Enter outfits like Topsy, one of the companies chosen as a “Certified Product Partner” to Twitter and therefore given direct access to the “firehose,” the full stream of every tweet ever sent. Topsy, along with other similar services, offers a set of professional analytics tools for sale, so that customers can find key data points like influential Twitter accounts, relevant content for specific time periods, even sentiment analysis around tweeted terms.
The latest offering: Topsy is beefing up its geolocation efforts to help surface exactly where tweets are originating from in the world, based on factors like regular references to physical landmarks or events specific to a particular country, state or city.
So, to a brand aiming to find better, faster ways to reach audiences in the moments they need to be reached the most, that location data could prove valuable.

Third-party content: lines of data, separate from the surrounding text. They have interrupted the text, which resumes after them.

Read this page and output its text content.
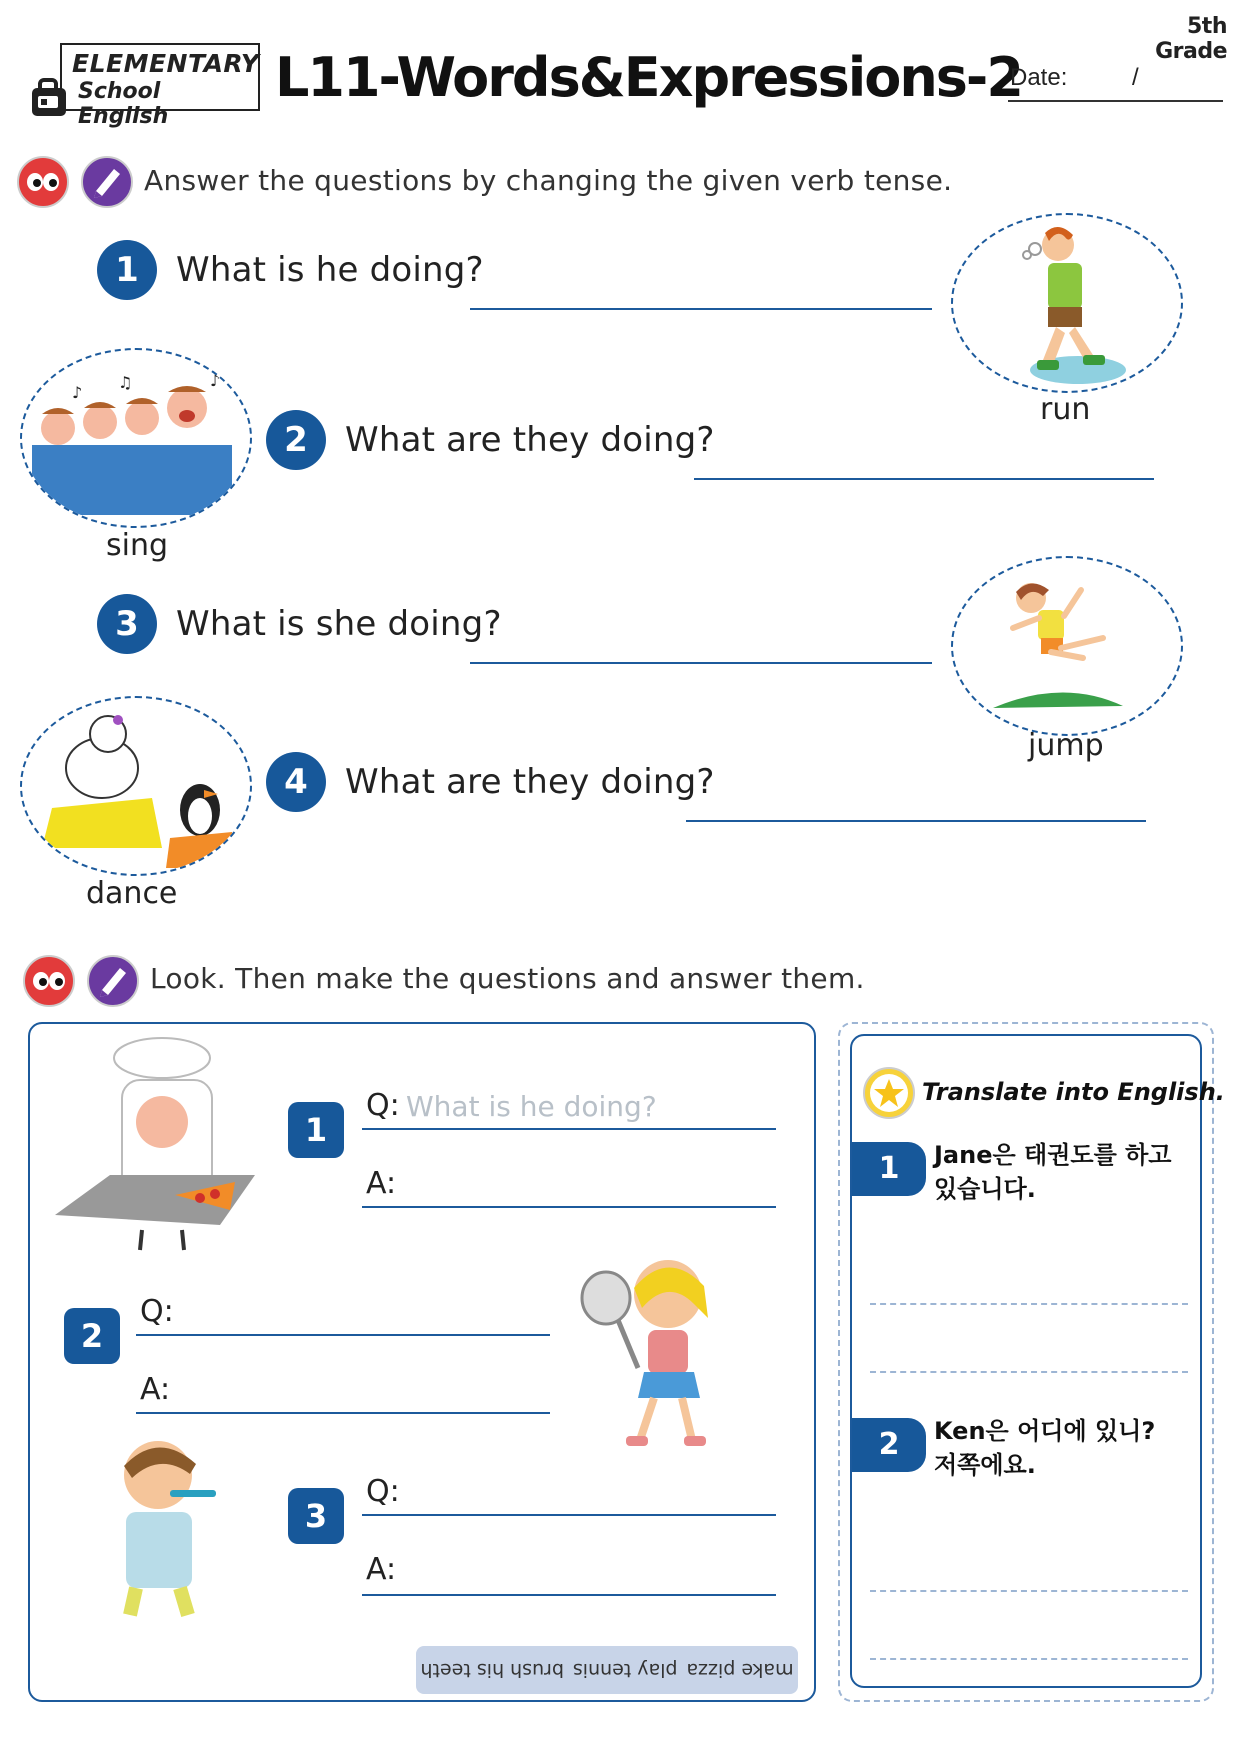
5th Grade
ELEMENTARY
School English
L11-Words&Expressions-2
Date:	/
Answer the questions by changing the given verb tense.
1	What is he doing?
run
♪
♫	♪
sing
2	What are they doing?
3	What is she doing?
jump
dance
4	What are they doing?
Look. Then make the questions and answer them.
1
Q: What is he doing?
A:
2
Q:
A:
3
Q:
A:
make pizza
play tennis
brush his teeth
Translate into English.
1	Jane은 태권도를 하고
있습니다.
2	Ken은 어디에 있니?
저쪽에요.
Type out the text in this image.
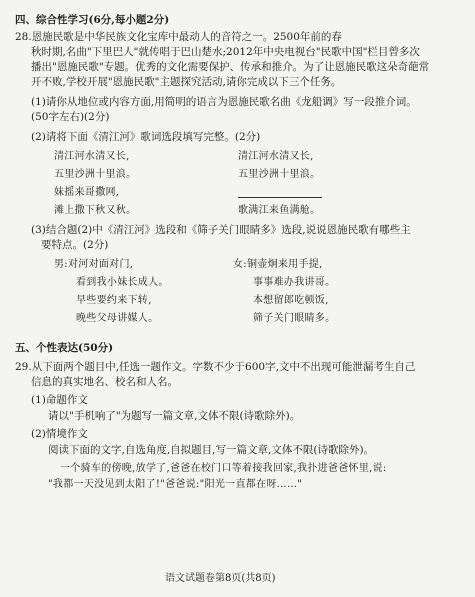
四、综合性学习(6分,每小题2分)
28.恩施民歌是中华民族文化宝库中最动人的音符之一。2500年前的春
秋时期,名曲"下里巴人"就传唱于巴山楚水;2012年中央电视台"民歌中国"栏目曾多次
播出"恩施民歌"专题。优秀的文化需要保护、传承和推介。为了让恩施民歌这朵奇葩常
开不败,学校开展"恩施民歌"主题探究活动,请你完成以下三个任务。
(1)请你从地位或内容方面,用简明的语言为恩施民歌名曲《龙船调》写一段推介词。
(50字左右)(2分)
(2)请将下面《清江河》歌词选段填写完整。(2分)
清江河水清又长,
五里沙洲十里浪。
妹摇来哥撒网,
滩上撒下秋又秋。
清江河水清又长,
五里沙洲十里浪。
歌满江来鱼满舱。
(3)结合题(2)中《清江河》选段和《筛子关门眼睛多》选段,说说恩施民歌有哪些主
要特点。(2分)
男:对河对面对门,
看到我小妹长成人。
早些要约来下转,
晚些父母讲媒人。
女:铜壶炯来用手提,
事事难办我讲哥。
本想留郎吃顿饭,
筛子关门眼睛多。
五、个性表达(50分)
29.从下面两个题目中,任选一题作文。字数不少于600字,文中不出现可能泄漏考生自己
信息的真实地名、校名和人名。
(1)命题作文
请以"手机响了"为题写一篇文章,文体不限(诗歌除外)。
(2)情境作文
阅读下面的文字,自选角度,自拟题目,写一篇文章,文体不限(诗歌除外)。
一个骑车的傍晚,放学了,爸爸在校门口等着接我回家,我扑进爸爸怀里,说:
"我都一天没见到太阳了!"爸爸说:"阳光一直都在呀……"
语文试题卷第8页(共8页)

Say there’s a bunch of tweeting in Dover, Del., about donuts, for whatever reason. A brand like Dunkin Donuts can find that center of activity and figure out what’s causing that flurry of donut-related activity. From there, the company could buy a promoted tweet advertisement from Twitter, and target the ad specifically to users tweeting in that area.
“Instead of just being there when the lights go out at the Super Bowl, we’re trying to offer real-time engagement at a local level at any time,” said Jamie de Guerre, SVP of Product and Marketing, in an interview.
While helpful, the updated geo-inference model isn’t bulletproof. Since the tech relies upon repeat references to locations and landmarks, it’s susceptible to error (after all, I don’t have to live in London to make reference to Trafalgar Square). And as of right now, the best measurement is at the country level; Topsy can ID the country of origin in about 95 percent of tweets, but that number drops to 50, 30 and 25 percent when moving to the state, county and city levels, respectively.
But Topsy is betting that this location data will be far more useful to customers who don’t otherwise have the ability to zero in on tweet origins, perhaps giving brands a localized edge in appealing to new customers.
It’s worth noting that Topsy isn’t alone in the space. A number of companies in Twitter’s Certified Products Program offer analytics products, and Topsy competes with data resellers like Datasift and Gnip to provide that access to the Twitter firehose. But Topsy is positioning itself as an analytics dashboard provider paired with full data-reseller privileges, unique in its focus and the level of access it has to Twitter data. That could sway potential customers.
The updated tool is available to Topsy Pro customers beginning Monday.